The major speed inhibiters are going to be how fast we can read from disk and how fast we can write to Postgres. Where this implementation shines is if you need to query other data sources for your ETL and expanding the structure in a uniform way. Or if the data you are pulling is coming from a network source that can send at speed and your writes are to a data store you can write at speed (for example, super fast distributed data stores). This is a little overkill for this tiny ETL file.
Index ¶
Constants ¶
This section is empty.
Variables ¶
This section is empty.
Functions ¶
func NewRequest ¶
NewRequest returns a new stagedpipe.Request object for use in the Pipelines. By convention we always have NewRequest() function. If NewRequest can return an error, we also include a MustNewRequest().
Types ¶
type Data ¶
type Data struct { // Tx is the transaction to use for the database update. Tx pgx.Tx // TxMutext protects Transaction writes. TxMutex *sync.Mutex // Rows is the input transformed into a []Row representation. Rows []Row }
Data is the data that is passed through the pipeline.
type Row ¶
type Row struct { Time time.Time `db:"time"` ViolDTTM string `csv:"violdttm" db:"-"` Business string `csv:"businessname" db:"business_name"` LicStatus string `csv:"licstatus" db:"license_status"` Result string `csv:"result" db:"result"` ViolDesc string `csv:"violdesc" db:"description"` ViolStatus string `csv:"violstatus" db:"status"` ViolLevel string `csv:"viollevel" db:"-"` Comments string `csv:"comments" db:"comments"` Address string `csv:"address" db:"address"` City string `csv:"city" db:"city"` Zip string `csv:"zip" db:"zip"` Level int `db:"level"` }
Row represents a row in the input CSV file. Differences from original:
Renamed some fields to Go standard, aka Violdttm became ViolDTTM Re-ordered struct to get a minor space savings (that in this case won't probably matter)
func (Row) DeString ¶
DeString converts certain Row fields such as ViolDTTM to Time and VioLevel into Level.
func (Row) InsertQuery ¶
InsertQuery generates the query and arguments needed to insert this Row into the database.
type SM ¶
type SM struct{}
SM implements stagedpipe.StateMachine. It holds all our states for the pipeline.
func NewSM ¶
NewSM creates a new stagepipe.StateMachine from SM. db is used to create a transaction.
func (*SM) Close ¶
func (s *SM) Close()
Close implements stagedpipe.StateMachine.Close(). It shuts down resources in the StateMachine that are no longer needed. This is only safe after all entries have been processed.
func (*SM) Start ¶
func (s *SM) Start(req stagedpipe.Request[Data]) stagedpipe.Request[Data]

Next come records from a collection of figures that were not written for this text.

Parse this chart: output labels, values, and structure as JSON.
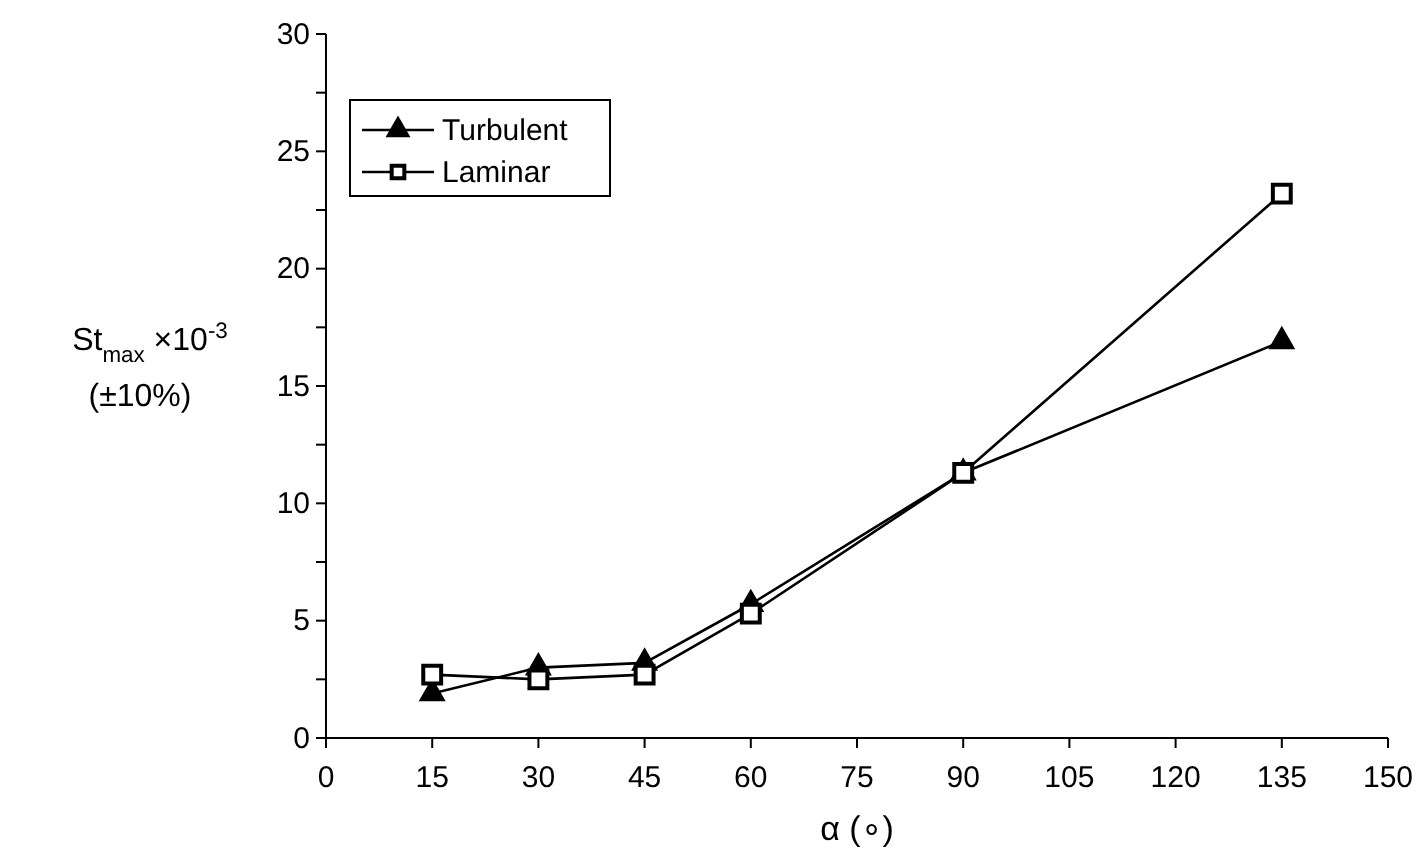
{
  "chart_data": {
    "type": "line",
    "xlabel": "α (∘)",
    "ylabel": "St$_{max}$ ×10$^{-3}$ (±10%)",
    "x": [
      15,
      30,
      45,
      60,
      90,
      135
    ],
    "series": [
      {
        "name": "Turbulent",
        "color": "#000000",
        "marker": "triangle",
        "values": [
          1.9,
          3.0,
          3.2,
          5.7,
          11.3,
          16.9
        ]
      },
      {
        "name": "Laminar",
        "color": "#000000",
        "marker": "square",
        "values": [
          2.7,
          2.5,
          2.7,
          5.3,
          11.3,
          23.2
        ]
      }
    ],
    "xlim": [
      0,
      150
    ],
    "xticks": [
      0,
      15,
      30,
      45,
      60,
      75,
      90,
      105,
      120,
      135,
      150
    ],
    "ylim": [
      0,
      30
    ],
    "yticks": [
      0,
      {
        "value": 2.5,
        "label": null
      },
      5,
      {
        "value": 7.5,
        "label": null
      },
      10,
      {
        "value": 12.5,
        "label": null
      },
      15,
      {
        "value": 17.5,
        "label": null
      },
      20,
      {
        "value": 22.5,
        "label": null
      },
      25,
      {
        "value": 27.5,
        "label": null
      },
      30
    ],
    "grid": false,
    "legend": "top left",
    "line_style": "solid"
  }
}
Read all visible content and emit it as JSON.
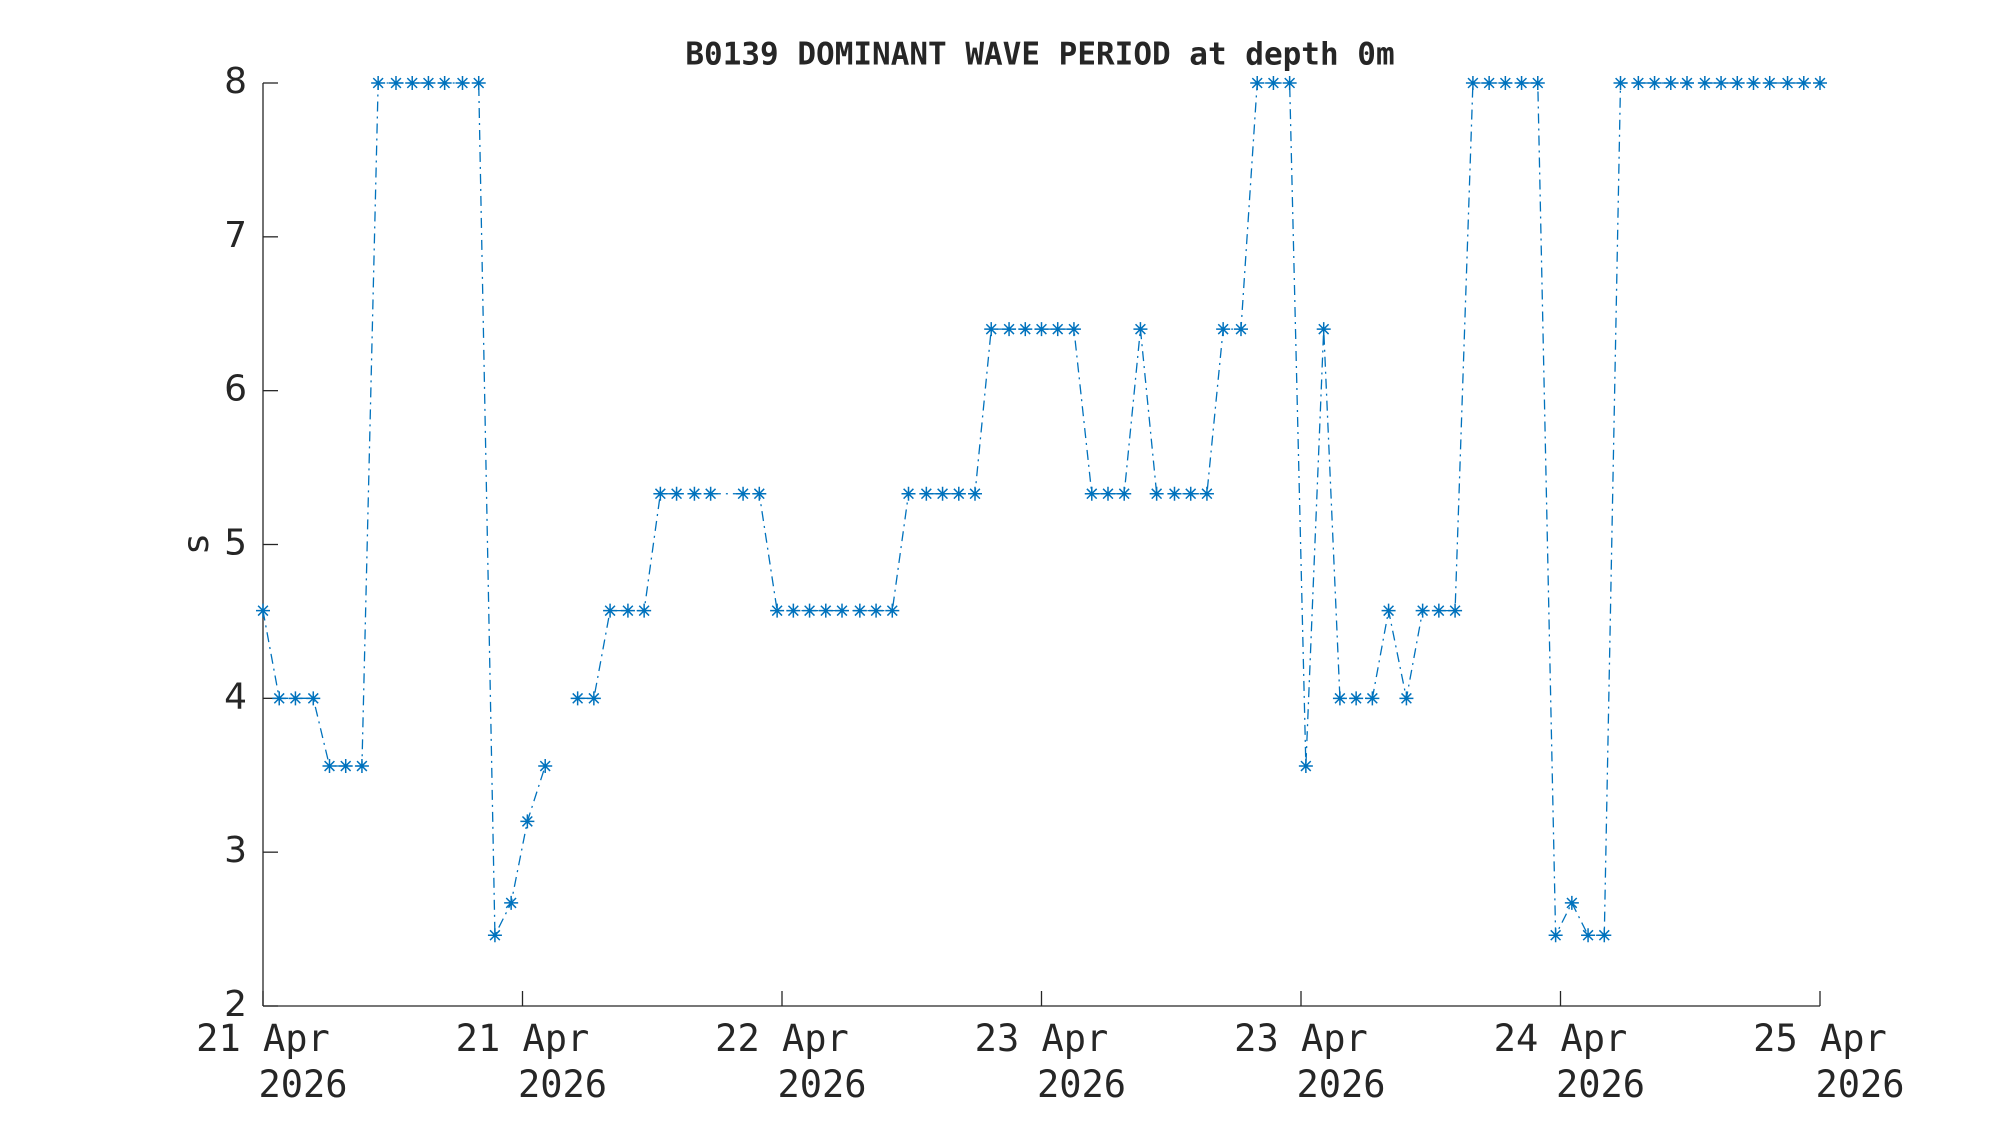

Start is the entry point (first stage) of the pipeline. In this case we simply send converts Row fields that are represented as strings into more concrete types such as int and time.Time.
func (*SM) WriteDB ¶
func (s *SM) WriteDB(req stagedpipe.Request[Data]) stagedpipe.Request[Data]
WriteDB takes the rows in the data and writes it via our transaction to the database.